Fearing a backlash against a statement which most normal readers would interpret as an incitement to violence, Greenpeace pulled the blog from its site. It defensively justified its act of self-censorship on the grounds that it was ‘easy to misconstrue’ Hashmi’s statement.
However, the use of highly charged, intemperate rhetoric has become the hallmark of the present-day crusade against scepticism. Some contend that the arguments of climate-change sceptics bear an uncanny resemblance to the statements made by pro-slavery reactionaries in the nineteenth century and by Holocaust deniers. More imaginative environmental activists have proposed establishing Nuremberg-style trials for climate-change sceptics.
It is truly astonishing that in an era that claims to uphold the pursuit of knowledge, freedom of speech and scientific inquiry, the term ‘sceptic’ is frequently used to denote immoral and corrupt behaviour.
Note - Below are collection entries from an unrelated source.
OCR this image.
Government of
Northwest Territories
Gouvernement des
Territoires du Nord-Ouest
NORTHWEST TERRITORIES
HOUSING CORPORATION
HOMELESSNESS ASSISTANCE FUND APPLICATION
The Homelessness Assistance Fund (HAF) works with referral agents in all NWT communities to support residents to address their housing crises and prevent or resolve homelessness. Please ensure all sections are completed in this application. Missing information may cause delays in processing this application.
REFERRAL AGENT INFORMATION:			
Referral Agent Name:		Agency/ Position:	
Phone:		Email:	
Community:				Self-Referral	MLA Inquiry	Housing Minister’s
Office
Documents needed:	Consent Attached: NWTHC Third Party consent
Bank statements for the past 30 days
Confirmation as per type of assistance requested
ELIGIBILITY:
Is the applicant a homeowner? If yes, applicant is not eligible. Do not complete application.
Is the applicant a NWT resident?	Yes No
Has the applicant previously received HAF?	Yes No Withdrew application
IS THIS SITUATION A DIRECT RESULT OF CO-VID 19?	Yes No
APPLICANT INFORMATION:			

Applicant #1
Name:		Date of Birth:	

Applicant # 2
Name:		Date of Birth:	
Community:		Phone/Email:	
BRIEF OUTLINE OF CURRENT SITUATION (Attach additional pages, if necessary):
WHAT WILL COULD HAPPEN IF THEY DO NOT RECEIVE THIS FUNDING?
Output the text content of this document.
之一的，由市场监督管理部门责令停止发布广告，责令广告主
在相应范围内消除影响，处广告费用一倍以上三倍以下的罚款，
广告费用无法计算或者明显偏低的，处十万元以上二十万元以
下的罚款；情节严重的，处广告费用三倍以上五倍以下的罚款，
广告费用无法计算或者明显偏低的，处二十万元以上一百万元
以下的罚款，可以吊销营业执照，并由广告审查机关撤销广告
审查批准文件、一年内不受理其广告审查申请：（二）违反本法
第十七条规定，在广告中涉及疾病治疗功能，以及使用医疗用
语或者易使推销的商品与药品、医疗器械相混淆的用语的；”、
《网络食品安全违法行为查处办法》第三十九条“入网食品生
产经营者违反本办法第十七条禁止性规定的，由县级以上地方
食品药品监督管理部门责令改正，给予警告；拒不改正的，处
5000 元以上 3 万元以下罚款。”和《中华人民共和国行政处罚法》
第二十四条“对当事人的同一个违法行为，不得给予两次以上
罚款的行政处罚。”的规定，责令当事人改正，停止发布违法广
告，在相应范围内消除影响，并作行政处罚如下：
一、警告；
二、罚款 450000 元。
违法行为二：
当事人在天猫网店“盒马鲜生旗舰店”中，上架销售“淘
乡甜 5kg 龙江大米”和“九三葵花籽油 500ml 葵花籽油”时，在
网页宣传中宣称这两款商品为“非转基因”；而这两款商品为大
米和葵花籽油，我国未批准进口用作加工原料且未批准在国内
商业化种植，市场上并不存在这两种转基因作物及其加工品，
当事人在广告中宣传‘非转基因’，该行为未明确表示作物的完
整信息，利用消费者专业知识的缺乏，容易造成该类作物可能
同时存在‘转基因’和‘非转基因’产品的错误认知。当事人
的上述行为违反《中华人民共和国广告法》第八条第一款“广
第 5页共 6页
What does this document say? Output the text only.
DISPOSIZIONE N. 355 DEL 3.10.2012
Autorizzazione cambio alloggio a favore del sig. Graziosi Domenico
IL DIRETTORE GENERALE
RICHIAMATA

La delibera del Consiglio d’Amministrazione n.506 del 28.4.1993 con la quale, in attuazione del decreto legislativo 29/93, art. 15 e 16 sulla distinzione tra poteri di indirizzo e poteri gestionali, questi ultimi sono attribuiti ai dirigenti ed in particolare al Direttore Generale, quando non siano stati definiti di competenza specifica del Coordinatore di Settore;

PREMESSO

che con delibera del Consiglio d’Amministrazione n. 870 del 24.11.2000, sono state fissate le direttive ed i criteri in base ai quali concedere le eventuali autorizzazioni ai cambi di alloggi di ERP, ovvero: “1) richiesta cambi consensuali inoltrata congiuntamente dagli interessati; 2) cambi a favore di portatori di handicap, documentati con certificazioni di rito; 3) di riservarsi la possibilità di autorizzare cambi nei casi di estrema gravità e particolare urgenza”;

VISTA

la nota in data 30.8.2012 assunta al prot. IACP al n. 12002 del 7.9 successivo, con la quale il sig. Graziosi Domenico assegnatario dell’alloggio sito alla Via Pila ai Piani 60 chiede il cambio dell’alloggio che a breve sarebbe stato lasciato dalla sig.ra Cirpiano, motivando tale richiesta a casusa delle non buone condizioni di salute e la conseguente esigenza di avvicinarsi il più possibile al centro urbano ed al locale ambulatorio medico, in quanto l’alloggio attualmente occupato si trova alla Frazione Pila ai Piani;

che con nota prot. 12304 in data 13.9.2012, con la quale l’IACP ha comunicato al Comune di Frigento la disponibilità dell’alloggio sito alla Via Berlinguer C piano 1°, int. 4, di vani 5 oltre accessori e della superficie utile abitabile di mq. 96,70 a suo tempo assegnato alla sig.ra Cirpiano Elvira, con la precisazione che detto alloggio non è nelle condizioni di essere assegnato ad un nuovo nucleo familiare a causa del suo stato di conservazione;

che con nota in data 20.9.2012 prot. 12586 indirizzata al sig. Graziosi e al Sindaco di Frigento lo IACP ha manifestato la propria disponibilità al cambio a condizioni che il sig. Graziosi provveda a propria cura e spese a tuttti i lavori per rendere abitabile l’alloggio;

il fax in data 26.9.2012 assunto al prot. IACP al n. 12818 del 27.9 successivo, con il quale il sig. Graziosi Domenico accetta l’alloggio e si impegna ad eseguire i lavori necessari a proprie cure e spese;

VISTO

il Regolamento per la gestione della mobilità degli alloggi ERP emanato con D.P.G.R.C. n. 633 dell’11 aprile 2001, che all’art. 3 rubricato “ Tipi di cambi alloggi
Moreover, today the practice of stigmatising scepticism is not confined to a small minority of dogmatic true believers. It is quite common for scientists, policymakers and campaigners to denounce those who do not share their beliefs as vile and contemptible sceptics.
Self-help guru Deepak Chopra writes of the ‘perils of scepticism’. John Houghton, former head of the UK Meteorological Office, warns of a ‘dangerous mood of scepticism’. Economist Jeffrey Sachs has condemned climate sceptics as ‘recycled critics of controls on tobacco and acid rain’.
Typically in the debate on climate change, sceptics are characterised as dishonest, malevolent, greedy and corrupt. ‘Environmental scepticism is a blunt weapon wielded by desperate and self-interested apologists to perpetuate an archaic system predicated on the destruction of the Earth and her communities’, says New Zealand academic William Hipwell. Scepticism today, as in the past, has a bad name because for the dogmatic believer any sign of doubt, hesitation, uncertainty, questioning and even indifference is interpreted as disbelief.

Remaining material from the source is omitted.